Back in June, the Russian health ministry and Gamaleya Research Institute of Epidemiology registered a combined Phase 1 and 2 clinical trial of a coronavirus vaccine called Gam-COVID-Vac Lyo, according to The New York Times. But that trial only had 38 volunteers and the results are still unavailable. Now Russia plans to start a Phase 3 trial while simultaneously approving the drug for limited use. Further, as The Times points out, in its initial announcement yesterday, Russia’s Minister of Health told reporters that the volunteers “developed high titers of antibodies to COVID-19” and didn’t get any serious complications. These results are what you would expect from a Phase 1 trial only.

A newly created website for Sputnik V states that a Phase 3 trial is set to begin on August 12 and involve 2,000 people, which is far less than the typical number of patients involved in other Phase 3 coronavirus vaccine trials, which are around 30,000.

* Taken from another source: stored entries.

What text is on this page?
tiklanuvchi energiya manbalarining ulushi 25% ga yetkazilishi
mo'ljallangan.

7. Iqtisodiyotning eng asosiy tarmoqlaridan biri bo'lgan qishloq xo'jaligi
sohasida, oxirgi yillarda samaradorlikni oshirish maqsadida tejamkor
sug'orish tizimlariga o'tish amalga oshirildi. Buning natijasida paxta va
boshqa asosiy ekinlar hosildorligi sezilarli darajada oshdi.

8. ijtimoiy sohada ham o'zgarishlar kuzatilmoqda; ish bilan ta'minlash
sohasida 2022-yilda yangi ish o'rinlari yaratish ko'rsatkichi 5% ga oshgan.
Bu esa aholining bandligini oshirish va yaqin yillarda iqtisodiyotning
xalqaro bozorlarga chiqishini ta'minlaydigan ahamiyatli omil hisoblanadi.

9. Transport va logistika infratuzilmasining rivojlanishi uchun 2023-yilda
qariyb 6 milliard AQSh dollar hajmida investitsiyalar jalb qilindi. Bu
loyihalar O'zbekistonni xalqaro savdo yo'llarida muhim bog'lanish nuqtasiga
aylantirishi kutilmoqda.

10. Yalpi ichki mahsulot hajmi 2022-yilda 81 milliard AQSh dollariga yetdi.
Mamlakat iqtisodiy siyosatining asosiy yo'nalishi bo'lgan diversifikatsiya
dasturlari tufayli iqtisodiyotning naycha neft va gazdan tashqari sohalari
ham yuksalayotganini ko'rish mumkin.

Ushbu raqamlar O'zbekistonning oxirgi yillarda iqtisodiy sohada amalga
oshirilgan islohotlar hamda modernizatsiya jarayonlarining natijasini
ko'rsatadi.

This is the second COVID-19 vaccine candidate to be approved for limited use prior to entering phase three clinical trials. The Chinese company CanSino Biologics approved its vaccine candidate for military use. The drug’s phase two clinical trial results were published in July and on August 9, according to The New York Times’ vaccine tracker, and the Saudi health ministry stated CanSino Biologics would begin a Phase 3 trial in Saudi Arabia.

A highly-effective and widely available vaccine will likely be necessary to get the COVID-19 pandemic under control, save lives, and return to normal life. But performing proper due diligence when it comes to testing will save lives, too. If we rush a vaccine, we could have more deaths and potentially millions of people with serious side effects that could produce long term damage.